Diophantine Equations

Diophantine Equations

A Diophantine equation is one in which the solutions must be integers or rational numbers. On this page we shall restrict ourselves to solutions in positive integers.

Let us imagine one's experience on his first encounter with the following puzzle:

There's Dad and Ma and Brother and Me;
The sum of our ages is eighty-three.
Six times Dad's age is seven times Ma's
And she is three times Me.

How old is Dad?

The ordinary algebra student says, "Hey, I can't solve these equations because there are four unknowns and only three equations." Indeed there is no unique solution over the field of the real numbers, but there is a unique solution in integers. Here is another problem of the same sort:
At Jimmy's school four-fifths of the students use five-sixths of the desks. What is the smallest possible number of students in the class?
Take these problems to school, bring them up in math class, and watch Teacher slowly turn into a babbling idiot.

Before turning to the formal theory of Diophantine equations, let us see what a little common sense will do.
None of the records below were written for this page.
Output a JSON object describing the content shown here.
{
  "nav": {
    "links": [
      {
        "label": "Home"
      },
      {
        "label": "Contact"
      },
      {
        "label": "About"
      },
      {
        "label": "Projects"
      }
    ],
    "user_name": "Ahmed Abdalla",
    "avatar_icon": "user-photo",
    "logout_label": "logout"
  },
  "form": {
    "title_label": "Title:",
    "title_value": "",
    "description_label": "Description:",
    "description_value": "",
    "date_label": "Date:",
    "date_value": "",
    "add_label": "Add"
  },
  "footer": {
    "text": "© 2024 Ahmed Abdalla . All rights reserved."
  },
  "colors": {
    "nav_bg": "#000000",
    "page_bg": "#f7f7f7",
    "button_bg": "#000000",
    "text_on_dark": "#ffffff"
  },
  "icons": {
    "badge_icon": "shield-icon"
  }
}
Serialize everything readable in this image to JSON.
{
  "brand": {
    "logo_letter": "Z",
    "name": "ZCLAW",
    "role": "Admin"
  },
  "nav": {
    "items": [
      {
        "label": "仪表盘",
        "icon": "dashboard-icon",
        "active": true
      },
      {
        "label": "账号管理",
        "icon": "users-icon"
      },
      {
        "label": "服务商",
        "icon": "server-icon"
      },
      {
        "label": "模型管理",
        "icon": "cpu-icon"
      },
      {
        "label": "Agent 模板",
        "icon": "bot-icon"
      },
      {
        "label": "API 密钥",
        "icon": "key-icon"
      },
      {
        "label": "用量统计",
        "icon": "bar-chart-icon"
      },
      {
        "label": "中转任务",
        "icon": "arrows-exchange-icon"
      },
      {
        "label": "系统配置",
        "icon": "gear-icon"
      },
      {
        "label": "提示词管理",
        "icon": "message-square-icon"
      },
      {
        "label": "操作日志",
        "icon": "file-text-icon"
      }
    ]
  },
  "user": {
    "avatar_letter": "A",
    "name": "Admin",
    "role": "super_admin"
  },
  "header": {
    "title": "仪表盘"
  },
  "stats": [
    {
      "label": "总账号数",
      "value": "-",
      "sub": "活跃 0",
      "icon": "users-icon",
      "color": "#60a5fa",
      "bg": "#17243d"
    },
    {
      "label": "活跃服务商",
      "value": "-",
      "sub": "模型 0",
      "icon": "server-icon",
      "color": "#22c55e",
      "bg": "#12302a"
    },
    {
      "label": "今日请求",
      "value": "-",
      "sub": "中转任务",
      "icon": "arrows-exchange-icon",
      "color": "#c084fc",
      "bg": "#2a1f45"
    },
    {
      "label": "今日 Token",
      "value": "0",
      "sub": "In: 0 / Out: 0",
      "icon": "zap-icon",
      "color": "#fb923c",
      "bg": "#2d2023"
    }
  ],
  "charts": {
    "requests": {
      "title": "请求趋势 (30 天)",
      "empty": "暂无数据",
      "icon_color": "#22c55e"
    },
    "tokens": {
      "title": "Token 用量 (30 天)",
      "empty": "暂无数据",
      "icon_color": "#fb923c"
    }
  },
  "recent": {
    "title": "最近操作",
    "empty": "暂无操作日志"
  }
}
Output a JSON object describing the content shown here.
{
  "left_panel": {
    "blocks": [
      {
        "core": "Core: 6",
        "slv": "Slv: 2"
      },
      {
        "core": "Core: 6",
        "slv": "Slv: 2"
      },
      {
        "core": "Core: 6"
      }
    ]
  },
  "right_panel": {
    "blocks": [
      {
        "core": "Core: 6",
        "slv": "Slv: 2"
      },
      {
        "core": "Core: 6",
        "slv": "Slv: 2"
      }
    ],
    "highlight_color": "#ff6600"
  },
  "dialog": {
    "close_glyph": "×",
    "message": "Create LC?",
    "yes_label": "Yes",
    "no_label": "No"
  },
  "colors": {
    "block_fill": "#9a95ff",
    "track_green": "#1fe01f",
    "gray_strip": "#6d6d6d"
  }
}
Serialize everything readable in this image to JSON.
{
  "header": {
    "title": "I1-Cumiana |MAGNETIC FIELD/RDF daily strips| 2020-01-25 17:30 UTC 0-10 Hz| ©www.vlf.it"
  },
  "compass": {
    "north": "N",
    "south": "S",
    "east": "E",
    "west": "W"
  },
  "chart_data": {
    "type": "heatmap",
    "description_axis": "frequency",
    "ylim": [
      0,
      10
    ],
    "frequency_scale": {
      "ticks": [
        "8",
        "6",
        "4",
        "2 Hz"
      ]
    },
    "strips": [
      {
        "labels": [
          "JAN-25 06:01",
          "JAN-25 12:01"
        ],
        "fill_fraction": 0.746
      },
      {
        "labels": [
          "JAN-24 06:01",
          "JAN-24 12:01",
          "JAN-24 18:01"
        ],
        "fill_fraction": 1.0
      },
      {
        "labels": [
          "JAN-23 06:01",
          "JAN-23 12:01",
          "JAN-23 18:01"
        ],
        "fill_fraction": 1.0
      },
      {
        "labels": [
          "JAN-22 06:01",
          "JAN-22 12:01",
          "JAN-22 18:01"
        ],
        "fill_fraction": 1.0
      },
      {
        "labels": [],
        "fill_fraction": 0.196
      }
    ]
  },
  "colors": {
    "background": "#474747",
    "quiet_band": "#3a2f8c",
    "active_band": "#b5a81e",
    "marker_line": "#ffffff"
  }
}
Lines 3 and 4 of the poem let us write the ages of Dad, Ma and Me in terms of an arbitrary integer k.

D = 7k
M = 6k
E = 2k
Next we inquire as to the possible values of k. To find the largest possible value of k we add up the coefficients in the above expressions, divide into 83 and get 5 with a remainder of 8. k = 5 works pretty well, giving Dad as 35, Ma as 30, Me as 10 and Brother as 8. K = 4 wouldn't work since that would make Brother 53, older than either Mom or Dad. In this case we found a feasible solution on the very first try, and it is the only solution because of the unstated but assumed constraint that children cannot be older then their parents. Actually, this is a very easy problem. Now for the desks at school.

The first thing one notices is that the number of students must be divisible by 5 and the number of desks must be divisible by 6. Let j and k be two arbitrary integers of value 1 or greater and let 5j be the number of students and 6k be the number of desks.

Let the students enter the classroom. Now at the teacher's command let four-fifths of the students sit down at five-sixths of the desks. Four fifths of the students is 4j and five sixths of the desks is 5k. Since these numbers must be the same, we have 4j = 5k and the ratio j/k is 5/4. The smallest numbers with this ratio are j = 5 and k = 4. That would make the number of students 25 and the number of desks 24. Let us try these numbers in the problem. Four fifths of the students (20) use five sixths of the desks (20). Since these numbers are the same, we have solved the problem. The fact that there is one more student than there are desks shouldn't matter since at no point are we told that all of the students sit down at the same time.

Aren't we smart!

The subway train had a minimal number of passengers. When it got to Liberty Street three quarters of the passengers got out and seven people got on. At the next two stops, Church Street and Canal Street, exactly the same thing happened. How many got off at Canal Street?

The following problem is more difficult and uses concepts from the theory of probability as well as from the theory of Diophantine equations.

"Take any two guys from the holding pen," says Sgt. Mulvaney, "And it's 50-50 that at least one of them will have a criminal record." How many prisoners could be in the the holding pen and how many have criminal records?

She Made a Mistake

A woman counted her eggs by threes and found that there were two over and then again by sixes and found that there were three over. Show that she made a mistake.